Physical Database Design
- Goals of Physical Design
- Map relations into files on the file system
- Select indices to aid the query processor
- Basic File Organization on Disk
- Block storage
- Elements of access time for hard drive
- Seek time: time to move mechanical read/write arm to the appropriate
track
- Rotational latency: time for appropriate sector of track to
rotate under the read/write arm
- 2021 seek times (source: wikipedia): Random access times have not improved
significantly in recent years
- 3-4 ms for high end (3000-4000 microseconds)
- 9 ms for average desk top
- 12-15 ms for average mobile device or laptop
- 2021 rotational latency times: 2-7.15ms (source: wikipedia)
- 2021 transfer rates:
- consumer grade hard disk drive: 200
MB/second for both read and write (source: User Benchmark).
- enterprise grade hard disk drive: 200-300MB/second for both
read and write
- Solid State Devices (SSD): Uses persistent solid state memory to
store data.
- Cost: About 24 cents per gigabyte in 2021, which is about 12
times the cost of a gigabyte for a hard disk drive (source: course zybook).
- Access times for Solid State Device (SSD) (source: course zybook)

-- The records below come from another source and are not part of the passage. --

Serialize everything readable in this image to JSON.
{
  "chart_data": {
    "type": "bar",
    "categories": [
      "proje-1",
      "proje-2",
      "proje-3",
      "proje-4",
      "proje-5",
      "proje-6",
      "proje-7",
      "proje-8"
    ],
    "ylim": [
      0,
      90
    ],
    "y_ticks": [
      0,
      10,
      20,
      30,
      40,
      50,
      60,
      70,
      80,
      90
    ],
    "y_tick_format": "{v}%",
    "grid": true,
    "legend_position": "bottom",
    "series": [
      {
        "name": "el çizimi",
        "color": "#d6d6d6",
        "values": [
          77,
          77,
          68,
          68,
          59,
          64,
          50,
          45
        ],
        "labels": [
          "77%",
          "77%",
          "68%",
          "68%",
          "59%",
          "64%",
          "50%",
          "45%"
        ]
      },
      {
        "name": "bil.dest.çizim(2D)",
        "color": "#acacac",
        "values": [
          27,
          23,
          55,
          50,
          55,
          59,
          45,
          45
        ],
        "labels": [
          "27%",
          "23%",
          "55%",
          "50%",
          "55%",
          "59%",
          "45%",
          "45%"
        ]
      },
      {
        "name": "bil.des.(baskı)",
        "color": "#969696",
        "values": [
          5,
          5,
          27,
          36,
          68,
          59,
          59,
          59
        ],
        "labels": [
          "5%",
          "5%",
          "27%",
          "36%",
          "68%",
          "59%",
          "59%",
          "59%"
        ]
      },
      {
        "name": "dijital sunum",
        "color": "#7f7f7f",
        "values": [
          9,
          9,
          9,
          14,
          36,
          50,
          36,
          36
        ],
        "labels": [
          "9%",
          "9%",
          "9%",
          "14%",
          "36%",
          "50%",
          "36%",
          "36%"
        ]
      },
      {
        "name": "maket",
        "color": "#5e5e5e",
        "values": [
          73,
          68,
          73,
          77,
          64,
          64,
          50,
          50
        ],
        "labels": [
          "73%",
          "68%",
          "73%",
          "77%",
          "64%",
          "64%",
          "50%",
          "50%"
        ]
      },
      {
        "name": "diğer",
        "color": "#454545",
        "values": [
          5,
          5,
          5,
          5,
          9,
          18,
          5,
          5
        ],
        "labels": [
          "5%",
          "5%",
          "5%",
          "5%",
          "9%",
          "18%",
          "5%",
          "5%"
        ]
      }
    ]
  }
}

- < 0.02 to 0.1ms seek time (no latency because no rotation)
- transfer rates
- 200-3000MB per second
- write times for less expensive SSD's can be 10 times slower than
read rates
- write times for higher end SSD's is comparable to read times
- Basic Organizations
- Heap (unordered)
- B+ tree
- Extendible Hash
- Indices
- Importance of a cluster key: improves performance of range queries
- Types of indices
- Primary Index: File is physically clustered using the primary
key
- Cluster Index: File is physically clustered on a key other
than the primary key--Often you do not cluster on the primary
key if it is an artificial key since an artificial key is
unlikely to be used in range queries
- Secondary Index: Index on a non-clustered attribute(s) that
helps the query optimizer more efficienty locate records
- Physical Implementation of Indices
- Sparse versus Dense
- Sparse: One index entry per block--useful for primary and
cluster index files
- Dense: One index entry per row--necessary for secondary
indices
- Types of implementation
- Single-level (i.e., no tree structure): Can be searched
using binary search or interpolation search. Useful
for small indices that are rarely updated
- B+-tree: Typically used for cluster/primary key indices
- Extendible hash table: Typically used for secondary key
indices
- Some queries, especially aggregate queries, might be solvable
from the index alone
- Creating Indices in MySQL
- Syntax: CREATE INDEX indexName ON tableName(column1, column2, ..., columnn)
- Example: CREATE INDEX PostalCodeIndex ON Address (PostalCode);
- Considerations in Choosing Indices
- Things to Index
- Index PK of a relation if it is not a cluster key of the file organization.
- Add secondary index to a FK since it is involved in joins
- Add secondary index to any attribute heavily used in selection queries
- Add secondary index on attributes involved in:
- ORDER BY;
- GROUP BY; and
- other operations involving sorting (such as UNION or DISTINCT).
- Add secondary index on attributes involved in aggregate functions.
- Add secondary index on attributes that could result in an index-only plan.
- Things Not to Index
- small relations.
- an attribute or relation that is frequently updated.
- an attribute if the query will retrieve a significant proportion of the relation.
- If E[#records/block] << 1, then on average only a few
blocks will be retrieved and the index is worth it
- If E[#records/block] is roughly 1, then on average you will
access every block in the file and the index is a waste of time
- Avoid indexing attributes that consist of long character strings.
- Transactions To Analyze
- It's difficult to analyze all transactions so try to concentrate on a few
that will be frequently executed
- MySQL has a slow query log and an EXPLAIN statement that can help identify slow queries and show why they are slow.